Let’s turn back to the pages where you wrote several refulgent goals for the new year. Acquiring certifications, reading books, setting aside money for the future… how many of these did you achieve so far? Still, three months have left, but failure is so nerve-wracking. if we fail. Moreover, it’s autumn, it’s September! The season of harvest and last semester of this year are just around the corner; maybe some of your friends uploaded fresh Instagram posts that she is successfully preparing new activities and strengthened resolution for the rest of the year. However, someone still may collapse under the burnout from the previous semester and just want to seize a delightful vacation. The 2nd Clapperboard can create a cozy bed for people who want to fully recharge. It doesn’t matter if you are about to hit rock bottom, or already hit it. Just enjoy two movies in which you can sympathize with the characters and yourself. It’s okay to mess up or sob loudly; after the film, you will get fresh energy to brace yourself and tidy up.

 1. The Edge of Seventeen, directed by Kelly Fremon Craig * available on Netflix

Being seventeen is quite tough. Teenagers who are passing seventeen are literally being located at the sharp edge to form their personalities; everything bothers and exasperates them. The main character of the movie, Nadine is passing especially rough adolescence; her family doesn’t care for her as much as she wants, they even load her with a huge inferiority complex. School life is miserable, too; her only friend falls in love with Nadine’s horrible brother, and unfortunately, Nadine’s relationship doesn’t work out. As the story unfolds, she wanders around people who she wishes to receive warm affection from and runs into shameful troubles. Even if the solutions were not wise enough, ordinary days and serenity finally returned to Nadine.
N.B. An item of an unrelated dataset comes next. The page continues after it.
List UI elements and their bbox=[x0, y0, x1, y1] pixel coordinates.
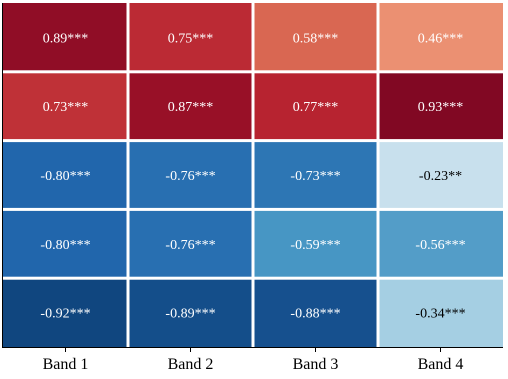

At least once in a life, everyone is tied up in knots; emotions fiercely gust into the mind, and things get complicated and twisted. The film merely brought the age of seventeen to represent a chaotic chapter of our life; at any age, any situation, any time we repeatedly face deep anguish. Nonetheless, as Nadine and all of us did, the tempest will eventually die down, and all clouds have a silver lining. 

2. Lucky Chan-sil, directed by Kim Cho-hee * available on Netflix

Going through midlife is as harsh as much as adolescence. Despite our best efforts to avoid misfortunes, they visit us. Chan-sil, the protagonist of Lucky Chan-sil, had been a diligent and amiable movie producer. One day, she was fired, as her faithful director unexpectedly died at the dinner party with fellow crew members. She had to not only overcome inconsolable grief of the trusted colleague but find a way to make living. Her situation is no different to Nadine; maybe she is at the much urgent and vast edge of the life. Not at all daunted, our gallant Chan-sil paves the way to a new life: moving to a new place where a warmhearted landlady and a ghost await, working as a housekeeper, and carefully authoring her first scenario. When a decent job and a serene family are allowed to everyone except her, what Chan-sil does is to stand alone, rather than sprint for others. What makes the film even more filled with bonhomie is behind the scenes; without Yoon Yeo-jung, even the synopsis for Lucky Chan-sil wouldn’t see the light nor meet the audiences. She encouraged the director Kim Cho-hee when she confronted forlornness because of unemployment as a movie producer, just like Chan-sil from the movie. The heartfelt consolation from Yoon pushed her to create an autobiographical movie; the solidarity between two women reenacted through the relationship between Chan-sil and Grandmother, which Yoon actually played in the movie. Amity and vitality between women rise inside and outside the movie.